Sexual Dysfunction in Females
Once women enter the menopause stage, they often talk loudly about hot flashes and night sweats. But these are just few of what women experience, they also lose interest or desire for sex. Some women are unable to become aroused, while others cannot achieve orgasm. Moreover, vaginal dryness and atrophy becomes common as well as painful sex and loss of libido.
What Is Female Sexual Dysfunction?
Female sexual dysfunction happens when women encounter a persisting or recurrent problem during the sexual response cycle that prevents them from experiencing satisfying and pleasurable sex. This can be problems with sexual interest or desire, arousal and lubrication, difficulties with orgasm, or painful sex.
Types of Female Sexual Dysfunction
Female sexual dysfunction has been classified into four broad types:
- Decreased libido (lack of sexual desire)
- Altered arousal (reduced vaginal lubrication and dilation)
- Inability to achieve orgasm
- Dyspareunia (uncomfortable or painful sex)
The Biolife Strength of a Women 1oz Liquid Formula
The Strength of a Women is used to help women with reproductive health concerns, heavy and painful menstruation, severe cramps, hot flashes, and recurrent yeast infection. It is also good for hormones imbalances and mood swings.
Strength of a Woman is also helpful to keep the hormones balanced when taken regularly or a week before she begins her period. It is also helpful when she’s having mood swings or feeling weepy.
Suggested use: 1 dropper daily or as needed. Drink plenty of water
Ingredients: natural vegetable glycerin, maca, horny goat weed, velvet antler, wild yam, black cohosh, saw palmetto, licorice, capsicum.
Benefits of The Ingredients
Vegetable glycerin, also called glycerol, is made from soybean, coconut or palm oil, so it contains no animal products. Glycerin is used to keep food moist; help mix oil- and water-based ingredients and sweeten food. It also has some medical uses and may have some beneficial effects on hydration during exercise.
Maca is a Peruvian plant grown in the Andes mountains. It is a cruciferous vegetable, meaning it is related to broccoli, cabbage, and kale. Maca is a common ingredient in Peruvian cooking that gives dishes an earthy flavor. Maca root plant can be ground up into a powder and added to meals or smoothies.
HORNY GOAT WEED
Horny goat weed is an herb that has been traditionally used China for medical concerns in ages. It is usually used for low drive, erectile brokenness, weakness, torment, and different conditions.
It is made from male deer antlers during the stage when the antlers are covered in soft fuzz. This unproven performance enhancer is often used by athletes who believe it helps heal cartilage and tendon injuries more quickly and boosts strength and endurance
Wild yam is a plant that contains a chemical called diosgenin. This chemical can be made into various steroids in laboratories such as estrogen and dehydroepiandrosterone (DHEA). The root and the bulb of the plant are used as a source of diosgenin which is prepared as an “extract,” a liquid that contains concentrated diosgenin.

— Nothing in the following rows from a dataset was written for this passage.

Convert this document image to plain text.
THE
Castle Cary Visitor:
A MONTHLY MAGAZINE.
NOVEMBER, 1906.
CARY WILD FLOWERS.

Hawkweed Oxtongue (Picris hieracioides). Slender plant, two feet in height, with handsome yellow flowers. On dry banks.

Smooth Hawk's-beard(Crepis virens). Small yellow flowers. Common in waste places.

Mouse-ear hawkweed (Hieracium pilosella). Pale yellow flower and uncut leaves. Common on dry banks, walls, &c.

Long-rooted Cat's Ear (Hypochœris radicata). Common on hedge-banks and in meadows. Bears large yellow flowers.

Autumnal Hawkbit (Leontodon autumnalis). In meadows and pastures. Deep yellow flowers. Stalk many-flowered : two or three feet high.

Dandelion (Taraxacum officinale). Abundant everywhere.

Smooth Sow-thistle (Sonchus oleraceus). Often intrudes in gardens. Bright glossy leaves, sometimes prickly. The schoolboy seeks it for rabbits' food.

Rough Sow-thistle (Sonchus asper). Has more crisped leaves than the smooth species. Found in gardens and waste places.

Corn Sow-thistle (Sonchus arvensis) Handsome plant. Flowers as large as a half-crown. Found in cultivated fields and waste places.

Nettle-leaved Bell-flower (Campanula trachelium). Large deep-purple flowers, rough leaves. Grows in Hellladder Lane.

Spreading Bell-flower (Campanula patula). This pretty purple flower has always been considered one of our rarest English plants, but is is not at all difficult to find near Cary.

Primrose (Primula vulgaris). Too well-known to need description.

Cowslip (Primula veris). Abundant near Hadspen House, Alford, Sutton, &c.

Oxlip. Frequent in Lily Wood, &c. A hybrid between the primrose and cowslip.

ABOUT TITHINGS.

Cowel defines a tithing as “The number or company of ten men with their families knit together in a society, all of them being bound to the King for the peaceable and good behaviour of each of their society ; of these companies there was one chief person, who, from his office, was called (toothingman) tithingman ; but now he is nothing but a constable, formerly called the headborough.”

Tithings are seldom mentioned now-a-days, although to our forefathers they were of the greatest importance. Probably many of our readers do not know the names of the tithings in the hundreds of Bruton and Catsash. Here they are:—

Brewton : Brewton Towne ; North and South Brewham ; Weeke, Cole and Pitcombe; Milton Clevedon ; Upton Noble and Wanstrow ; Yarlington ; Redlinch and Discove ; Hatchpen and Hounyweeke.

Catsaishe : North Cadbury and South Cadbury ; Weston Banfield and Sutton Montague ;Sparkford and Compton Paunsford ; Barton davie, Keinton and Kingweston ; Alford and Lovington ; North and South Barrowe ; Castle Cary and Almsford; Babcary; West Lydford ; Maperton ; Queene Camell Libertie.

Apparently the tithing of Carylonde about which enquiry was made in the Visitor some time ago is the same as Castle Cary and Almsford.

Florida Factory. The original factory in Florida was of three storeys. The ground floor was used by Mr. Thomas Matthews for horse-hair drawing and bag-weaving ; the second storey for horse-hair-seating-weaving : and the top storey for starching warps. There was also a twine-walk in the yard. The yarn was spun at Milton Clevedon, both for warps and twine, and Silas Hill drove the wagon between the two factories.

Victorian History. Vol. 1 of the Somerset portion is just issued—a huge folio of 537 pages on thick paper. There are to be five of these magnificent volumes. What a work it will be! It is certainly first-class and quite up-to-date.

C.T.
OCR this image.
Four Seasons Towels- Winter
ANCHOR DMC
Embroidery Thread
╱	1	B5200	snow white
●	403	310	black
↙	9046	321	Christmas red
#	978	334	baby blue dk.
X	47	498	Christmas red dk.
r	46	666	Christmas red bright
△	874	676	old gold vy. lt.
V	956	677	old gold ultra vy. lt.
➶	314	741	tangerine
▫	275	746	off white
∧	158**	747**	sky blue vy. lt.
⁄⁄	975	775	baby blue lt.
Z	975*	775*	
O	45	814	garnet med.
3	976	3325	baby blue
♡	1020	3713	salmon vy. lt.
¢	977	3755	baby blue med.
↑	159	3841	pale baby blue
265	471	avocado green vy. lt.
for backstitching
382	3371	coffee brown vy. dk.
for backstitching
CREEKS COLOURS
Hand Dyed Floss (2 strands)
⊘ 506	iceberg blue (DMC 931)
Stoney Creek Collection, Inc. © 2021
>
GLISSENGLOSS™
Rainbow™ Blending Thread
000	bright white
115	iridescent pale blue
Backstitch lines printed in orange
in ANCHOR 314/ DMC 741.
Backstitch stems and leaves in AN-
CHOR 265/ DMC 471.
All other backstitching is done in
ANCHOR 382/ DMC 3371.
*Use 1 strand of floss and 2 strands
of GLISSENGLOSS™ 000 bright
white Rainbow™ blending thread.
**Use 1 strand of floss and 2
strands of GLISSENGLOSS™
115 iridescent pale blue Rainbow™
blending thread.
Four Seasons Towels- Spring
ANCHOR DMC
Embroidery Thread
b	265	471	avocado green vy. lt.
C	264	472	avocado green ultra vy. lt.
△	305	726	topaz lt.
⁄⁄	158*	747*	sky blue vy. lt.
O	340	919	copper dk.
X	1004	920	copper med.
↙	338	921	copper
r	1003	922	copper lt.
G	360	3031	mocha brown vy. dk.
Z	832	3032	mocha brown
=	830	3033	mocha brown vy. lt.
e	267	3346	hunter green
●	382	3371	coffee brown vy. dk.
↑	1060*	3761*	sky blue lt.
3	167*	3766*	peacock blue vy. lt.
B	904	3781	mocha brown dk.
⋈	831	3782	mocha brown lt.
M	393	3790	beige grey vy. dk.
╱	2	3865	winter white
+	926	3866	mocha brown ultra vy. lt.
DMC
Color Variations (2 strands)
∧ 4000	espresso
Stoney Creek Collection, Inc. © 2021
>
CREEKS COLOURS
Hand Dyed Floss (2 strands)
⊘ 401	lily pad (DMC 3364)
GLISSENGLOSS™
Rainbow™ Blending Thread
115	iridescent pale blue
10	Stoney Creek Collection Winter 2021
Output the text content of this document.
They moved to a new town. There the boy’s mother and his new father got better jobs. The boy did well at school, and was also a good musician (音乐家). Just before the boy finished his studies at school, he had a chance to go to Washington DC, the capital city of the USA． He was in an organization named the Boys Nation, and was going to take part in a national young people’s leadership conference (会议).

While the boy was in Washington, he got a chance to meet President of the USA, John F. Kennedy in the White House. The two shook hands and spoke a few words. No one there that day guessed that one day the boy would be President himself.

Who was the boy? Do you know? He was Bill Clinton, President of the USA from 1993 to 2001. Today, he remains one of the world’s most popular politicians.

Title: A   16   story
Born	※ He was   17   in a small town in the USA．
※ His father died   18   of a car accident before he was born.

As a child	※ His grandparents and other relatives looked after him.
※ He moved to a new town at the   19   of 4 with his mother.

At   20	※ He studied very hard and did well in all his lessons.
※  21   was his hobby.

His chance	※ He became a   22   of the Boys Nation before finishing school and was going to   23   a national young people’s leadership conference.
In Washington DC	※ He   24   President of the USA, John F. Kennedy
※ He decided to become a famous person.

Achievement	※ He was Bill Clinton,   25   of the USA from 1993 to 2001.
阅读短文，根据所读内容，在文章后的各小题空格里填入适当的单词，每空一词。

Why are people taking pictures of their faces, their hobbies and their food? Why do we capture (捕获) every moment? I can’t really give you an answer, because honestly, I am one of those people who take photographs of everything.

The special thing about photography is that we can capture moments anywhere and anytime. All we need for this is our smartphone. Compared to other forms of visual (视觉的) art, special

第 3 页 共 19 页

Black cohosh became a popular treatment for women's health issues in Europe in the mid-1950s. Since that time, black cohosh has commonly been used to treat symptoms of menopause, premenstrual syndrome (PMS), painful menstruation, acne, weakened bones (osteoporosis), and for starting labor in pregnant women.
Saw palmetto is a species of palm used to produce a supplement that is packed with health benefits. A promising research shows that saw palmetto may help increase testosterone levels, improve prostate health, reduce inflammation, prevent hair loss, and enhance urinary tract function.
Licorice root is used to soothe gastrointestinal problems. In cases of food poisoning, stomach ulcers, and heartburn, licorice root extract can speed the repair of the stomach lining and restore balance. This is due to the anti-inflammatory and immune-boosting properties of glycyrrhizic acid.
Capsicums, available in a multitude of colors, are an excellent source of vitamins A and C. This versatile vegetable can be stuffed, roasted, used in stir-fries or simply eaten raw. Capsicums are abundant between March to November in Victoria.